Жестокой и кровавой была борьба за Советскую власть, за новую жизнь в Адыгее. Враги революции пытались в своих целях использовать национальные, родовые, бытовые и религиозные особенности адыгейского народа, но им это не удалось. Борьба, которую Нух, Ильяс, Умар и другие адыгейцы ведут за лучшую долю для своего народа, завершается победой благодаря честной и бескорыстной помощи русских. В книге ярко показана дружба бывшего комиссара Максима Перегудова и рядового буденновца адыгейца Ильяса Теучежа.


В индейских прериях и тылах мятежников

Автобиографические записки Джеймса Пайка (1834–1837) — одни из самых интересных и читаемых из всего мемуарного наследия участников и очевидцев гражданской войны 1861–1865 гг. в США. Благодаря автору мемуаров — техасскому рейнджеру, разведчику и солдату, которому самые выдающиеся генералы Севера доверяли и секретные миссии, мы имеем прекрасную возможность лучше понять и природу этой войны, а самое главное — характер живших тогда людей.


Плащ еретика

Небольшой рассказ - предание о Джордано Бруно. .
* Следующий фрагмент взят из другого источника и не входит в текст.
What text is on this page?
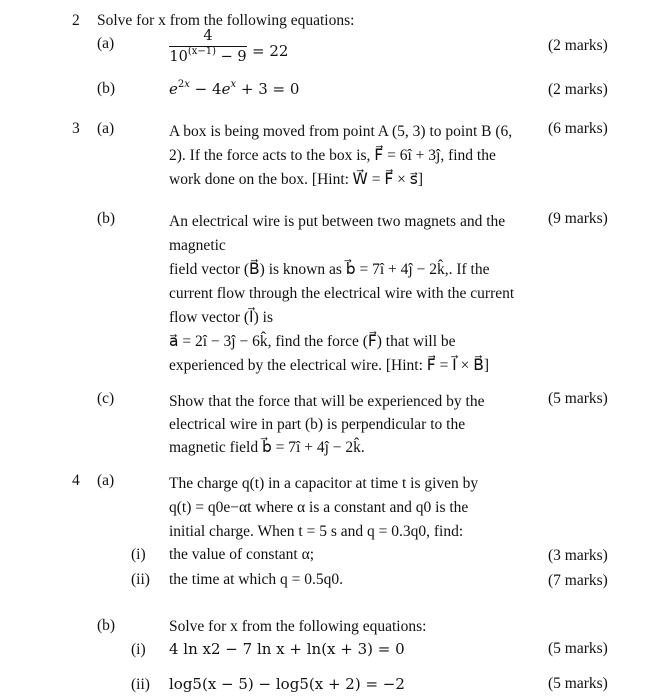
2 Solve for x from the following equations:
(a)	4
$10^{(x-1)} - 9 = 22$	(2 marks)
(b)	$e^{2x} - 4e^x + 3 = 0$	(2 marks)
3 (a)	A box is being moved from point A (5, 3) to point B (6,
2). If the force acts to the box is, F⃗ = 6î + 3ĵ, find the
work done on the box. [Hint: W⃗ = F⃗ × s⃗]
(6 marks)
(b)	An electrical wire is put between two magnets and the
magnetic
field vector (B⃗) is known as b⃗ = 7î + 4ĵ − 2k̂,. If the
current flow through the electrical wire with the current
flow vector (I⃗) is
a⃗ = 2î − 3ĵ − 6k̂, find the force (F⃗) that will be
experienced by the electrical wire. [Hint: F⃗ = I⃗ × B⃗]
(9 marks)
(c)	Show that the force that will be experienced by the
electrical wire in part (b) is perpendicular to the
magnetic field b⃗ = 7î + 4ĵ − 2k̂.
(5 marks)
4 (a)	The charge q(t) in a capacitor at time t is given by
q(t) = q0e−αt where α is a constant and q0 is the
initial charge. When t = 5 s and q = 0.3q0, find:
(i) the value of constant α;	(3 marks)
(ii) the time at which q = 0.5q0.	(7 marks)
(b)	Solve for x from the following equations:
(i) 4 ln x2 − 7 ln x + ln(x + 3) = 0	(5 marks)
(ii) log5(x − 5) − log5(x + 2) = −2	(5 marks)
Поход группы Дятлова. Первое документальное исследование причин гибели туристов

В 1959 году группа туристов отправилась из Свердловска в поход по горам Северного Урала. Их маршрут труден и не изведан. Решив заночевать на горе 1079, туристы попадают в условия, которые прекращают их последний поход. Поиски долгие и трудные. Находки в горах озадачат всех. Гору не случайно здесь прозвали «Гора Мертвецов». Очень много загадок. Но так ли всё необъяснимо? Автор создаёт документальную реконструкцию гибели туристов, предлагая читателю самому стать участником поисков.


В тисках Бастилии

Мемуары де Латюда — незаменимый источник любопытнейших сведений о тюремном быте XVIII столетия. Если, повествуя о своей молодости, де Латюд кое-что утаивал, а кое-что приукрашивал, стараясь выставить себя перед читателями в возможно более выгодном свете, то в рассказе о своих переживаниях в тюрьме он безусловно правдив и искренен, и факты, на которые он указывает, подтверждаются многочисленными документальными данными. В том грозном обвинительном акте, который беспристрастная история составила против французской монархии, запискам де Латюда принадлежит, по праву, далеко не последнее место.